Kalimantan –pulau terbesar keempat di dunia, rumah bagi lebih dari 20 juta orang–selalu membangkitkan daya tarik para penjelajah.
PULAU ini memiliki hutan hujan tropis, saluran air dan gunung yang menjulang, serta suku asli pulau tersebut memiliki hubungan yang mendalam dengan hutan.
Pulau seluas 743.330 kilometer persegi tersebut memiliki kawasan hutan terbesar di Asia. Pembalakan secara intensif, penambangan terbuka, serta pertumbuhan industri pertanian, khususnya kelapa sawit, dan pembukaan lahan gambut mengancam kelestarian hutan Kalimantan.

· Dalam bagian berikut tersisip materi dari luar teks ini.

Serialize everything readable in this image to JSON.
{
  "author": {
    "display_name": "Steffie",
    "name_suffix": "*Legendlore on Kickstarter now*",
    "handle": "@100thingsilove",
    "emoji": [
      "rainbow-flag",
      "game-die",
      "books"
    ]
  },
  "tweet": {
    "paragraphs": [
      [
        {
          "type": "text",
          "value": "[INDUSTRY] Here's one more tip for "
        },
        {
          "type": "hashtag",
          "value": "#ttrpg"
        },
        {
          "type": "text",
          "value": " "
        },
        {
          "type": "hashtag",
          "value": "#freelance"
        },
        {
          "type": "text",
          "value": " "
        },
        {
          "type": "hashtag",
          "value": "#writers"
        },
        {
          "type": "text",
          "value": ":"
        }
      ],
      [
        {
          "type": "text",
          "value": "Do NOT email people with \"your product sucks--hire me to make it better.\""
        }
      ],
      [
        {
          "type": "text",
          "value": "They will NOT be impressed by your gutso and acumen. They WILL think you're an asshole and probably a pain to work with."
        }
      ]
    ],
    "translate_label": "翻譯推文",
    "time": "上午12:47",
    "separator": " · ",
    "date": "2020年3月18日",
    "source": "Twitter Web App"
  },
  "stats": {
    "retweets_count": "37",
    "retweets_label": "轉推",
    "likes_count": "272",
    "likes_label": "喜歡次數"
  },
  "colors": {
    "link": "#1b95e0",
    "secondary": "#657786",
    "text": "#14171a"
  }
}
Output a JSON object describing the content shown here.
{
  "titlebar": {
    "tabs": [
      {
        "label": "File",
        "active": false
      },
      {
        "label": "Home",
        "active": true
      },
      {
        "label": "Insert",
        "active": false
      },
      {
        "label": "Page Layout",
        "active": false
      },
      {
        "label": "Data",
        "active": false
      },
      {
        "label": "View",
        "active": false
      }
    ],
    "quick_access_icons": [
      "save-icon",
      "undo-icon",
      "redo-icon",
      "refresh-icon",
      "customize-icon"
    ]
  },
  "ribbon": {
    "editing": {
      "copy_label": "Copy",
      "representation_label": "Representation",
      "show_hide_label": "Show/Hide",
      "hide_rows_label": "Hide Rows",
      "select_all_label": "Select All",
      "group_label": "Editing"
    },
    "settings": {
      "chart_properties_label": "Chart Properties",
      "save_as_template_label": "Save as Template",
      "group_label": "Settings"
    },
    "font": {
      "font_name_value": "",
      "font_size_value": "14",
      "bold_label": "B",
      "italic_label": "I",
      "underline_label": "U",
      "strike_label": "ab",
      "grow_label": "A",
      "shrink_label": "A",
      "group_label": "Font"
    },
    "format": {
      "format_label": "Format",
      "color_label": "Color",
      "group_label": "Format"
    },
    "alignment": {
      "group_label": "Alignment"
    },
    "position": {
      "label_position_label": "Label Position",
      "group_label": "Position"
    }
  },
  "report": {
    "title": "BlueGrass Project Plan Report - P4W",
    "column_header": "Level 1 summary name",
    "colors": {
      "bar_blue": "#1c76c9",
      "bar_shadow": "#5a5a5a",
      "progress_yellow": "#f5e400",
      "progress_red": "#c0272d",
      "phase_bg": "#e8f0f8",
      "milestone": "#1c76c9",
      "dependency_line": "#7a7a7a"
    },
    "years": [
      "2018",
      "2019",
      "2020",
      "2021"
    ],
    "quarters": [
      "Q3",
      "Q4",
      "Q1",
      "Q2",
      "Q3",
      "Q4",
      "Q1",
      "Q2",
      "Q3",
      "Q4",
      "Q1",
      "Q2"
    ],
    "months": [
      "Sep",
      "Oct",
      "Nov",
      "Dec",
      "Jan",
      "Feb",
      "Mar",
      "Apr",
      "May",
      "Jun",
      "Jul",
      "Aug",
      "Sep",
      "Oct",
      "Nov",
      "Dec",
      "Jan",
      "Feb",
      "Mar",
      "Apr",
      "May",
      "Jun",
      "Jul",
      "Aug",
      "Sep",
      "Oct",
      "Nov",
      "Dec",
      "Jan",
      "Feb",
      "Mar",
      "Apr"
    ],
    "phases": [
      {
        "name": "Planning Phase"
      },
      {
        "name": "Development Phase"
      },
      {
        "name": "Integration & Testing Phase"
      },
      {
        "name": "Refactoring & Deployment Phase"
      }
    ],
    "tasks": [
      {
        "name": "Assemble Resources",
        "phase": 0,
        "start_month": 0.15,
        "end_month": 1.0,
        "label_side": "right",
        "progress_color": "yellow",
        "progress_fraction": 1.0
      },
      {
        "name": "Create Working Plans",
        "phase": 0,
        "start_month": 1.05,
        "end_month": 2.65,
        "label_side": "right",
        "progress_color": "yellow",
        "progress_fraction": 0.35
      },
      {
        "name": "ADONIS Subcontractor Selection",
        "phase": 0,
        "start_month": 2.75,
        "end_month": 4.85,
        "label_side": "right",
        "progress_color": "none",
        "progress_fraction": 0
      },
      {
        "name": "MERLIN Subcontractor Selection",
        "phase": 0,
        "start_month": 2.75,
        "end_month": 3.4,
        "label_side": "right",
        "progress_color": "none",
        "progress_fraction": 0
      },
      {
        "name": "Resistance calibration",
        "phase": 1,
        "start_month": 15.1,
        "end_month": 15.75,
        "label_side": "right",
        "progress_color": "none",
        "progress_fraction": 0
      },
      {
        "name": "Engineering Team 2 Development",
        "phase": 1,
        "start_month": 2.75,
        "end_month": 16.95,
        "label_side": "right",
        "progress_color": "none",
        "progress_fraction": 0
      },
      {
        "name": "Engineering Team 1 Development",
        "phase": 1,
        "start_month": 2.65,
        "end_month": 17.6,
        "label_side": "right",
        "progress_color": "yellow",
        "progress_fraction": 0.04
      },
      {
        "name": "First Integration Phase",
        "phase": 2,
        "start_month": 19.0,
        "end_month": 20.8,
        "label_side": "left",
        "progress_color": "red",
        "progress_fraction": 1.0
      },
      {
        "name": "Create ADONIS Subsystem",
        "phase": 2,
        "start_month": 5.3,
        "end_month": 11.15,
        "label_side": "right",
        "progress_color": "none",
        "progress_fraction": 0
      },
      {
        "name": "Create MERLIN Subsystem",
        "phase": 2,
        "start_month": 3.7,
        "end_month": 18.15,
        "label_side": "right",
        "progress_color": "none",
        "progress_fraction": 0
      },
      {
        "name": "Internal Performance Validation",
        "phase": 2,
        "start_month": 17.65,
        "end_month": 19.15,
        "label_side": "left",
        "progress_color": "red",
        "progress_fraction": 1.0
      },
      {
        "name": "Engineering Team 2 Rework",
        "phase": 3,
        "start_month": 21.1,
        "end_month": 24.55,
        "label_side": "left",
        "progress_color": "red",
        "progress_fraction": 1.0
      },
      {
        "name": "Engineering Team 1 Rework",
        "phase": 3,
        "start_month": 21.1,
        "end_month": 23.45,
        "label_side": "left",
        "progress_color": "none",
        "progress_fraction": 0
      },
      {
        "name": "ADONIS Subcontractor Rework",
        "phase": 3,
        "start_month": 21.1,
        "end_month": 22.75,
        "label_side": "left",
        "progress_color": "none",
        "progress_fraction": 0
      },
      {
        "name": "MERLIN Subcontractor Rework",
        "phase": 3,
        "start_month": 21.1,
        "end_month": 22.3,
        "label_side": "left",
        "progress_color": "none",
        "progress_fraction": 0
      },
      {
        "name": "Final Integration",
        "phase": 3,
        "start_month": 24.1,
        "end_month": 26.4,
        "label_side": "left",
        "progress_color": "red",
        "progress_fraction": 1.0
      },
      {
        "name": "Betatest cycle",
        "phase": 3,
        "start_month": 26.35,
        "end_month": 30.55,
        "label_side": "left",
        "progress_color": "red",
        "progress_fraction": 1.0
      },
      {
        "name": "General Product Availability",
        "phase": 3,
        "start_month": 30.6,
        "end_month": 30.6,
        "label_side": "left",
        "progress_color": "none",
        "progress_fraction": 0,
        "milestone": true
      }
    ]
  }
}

Borneo adalah salahsatu daerah dengan tingkat deforestasi paling ganas di dunia. Pada awal 1970-an, luas hutannya sekitar 56 juta hektare. Dalam 45 tahun, 20 juta hektare telah ditebang.
Perpindahan penduduk miskin dari pulau-pulau Madura, Jawa, dan Bali yang padat penduduk turut menyumbang penebangan hutan ini.
Terbiasa dengan pertanian intensif, para penduduk yang berasal dari pulau-pulau tersebut membuka hutan untuk bercocok tanam. Kadang-kadang terjadi konflik antara kelompok pendatang dengan suku asli, yang dapat berubah menjadi konflik berdarah.
Selain itu kebakaran hutan besar yang dipicu kekeringan yang disebabkan oleh fenomena El Nino, semakin menghancurkan hutan.
Borneo kaya akan keanekaragaman hayati. Pulau ini rumah bagi banyak spesies unik. Tanaman uniknya termasuk Nepenthes pemakan daging serta Rafflesia arnoldii, bunga terbesar di dunia yang mengeluarkan bau daging busuk.
Hewan-hewan seperti orang utan, gajah kerdil Kalimantan, macan tutul, monyet berhidung panjang dan tupai tanah juga hidup di pulau tersebut.
Salahsatu spesies yang jarang disebutkan adalah babi berjanggut, Sus barbatus. Babi berjanggut adalah hewan yang paling simbolis untuk pulau tersebut.
Babi hutan ini dinamai babi berjanggut karena ia memiliki bulu yang melengkung ke atas dan ke depan, menutupi pipinya dan rahang bawahnya. Ada dua subspesies: S. barbatus oi hanya ada di Sumatera, dan S. barbatus barbatus hidup di Semenanjung Malaya dan Kalimantan.
Babi berjanggut adalah penjelajah yang tidak kenal lelah. Ia menjelajah sendirian dan dalam kelompok besar. Ia sering melakukan perjalanan ratusan kilometer untuk mencari makanan yang disukainya. Karenanya, babi berjanggut memainkan peran penting sebagai tukang kebun hutan Kalimantan.
Untuk memahami fungsi babi hutan ini, kita perlu membicarakan sedikit soal keunikan hutan Borneo. Hutan Kalimantan didominasi oleh sebuah keluarga pohon, yaitu Dipterocarpaceae. Pohon ini tidak pernah meranggas, sebagian besar hidup di hutan dataran rendah, dan dapat dikenali dari mahkota pohon dewasa yang tidak saling bersentuhan.
Sebagian besar spesies kayu yang dikembangkan untuk hutan industri berasal dari keluarga Dipterocarpacaeae. Kondisi ini meningkatkan sensitivitas hutan Kalimantan terhadap penebangan yang tidak berkelanjutan.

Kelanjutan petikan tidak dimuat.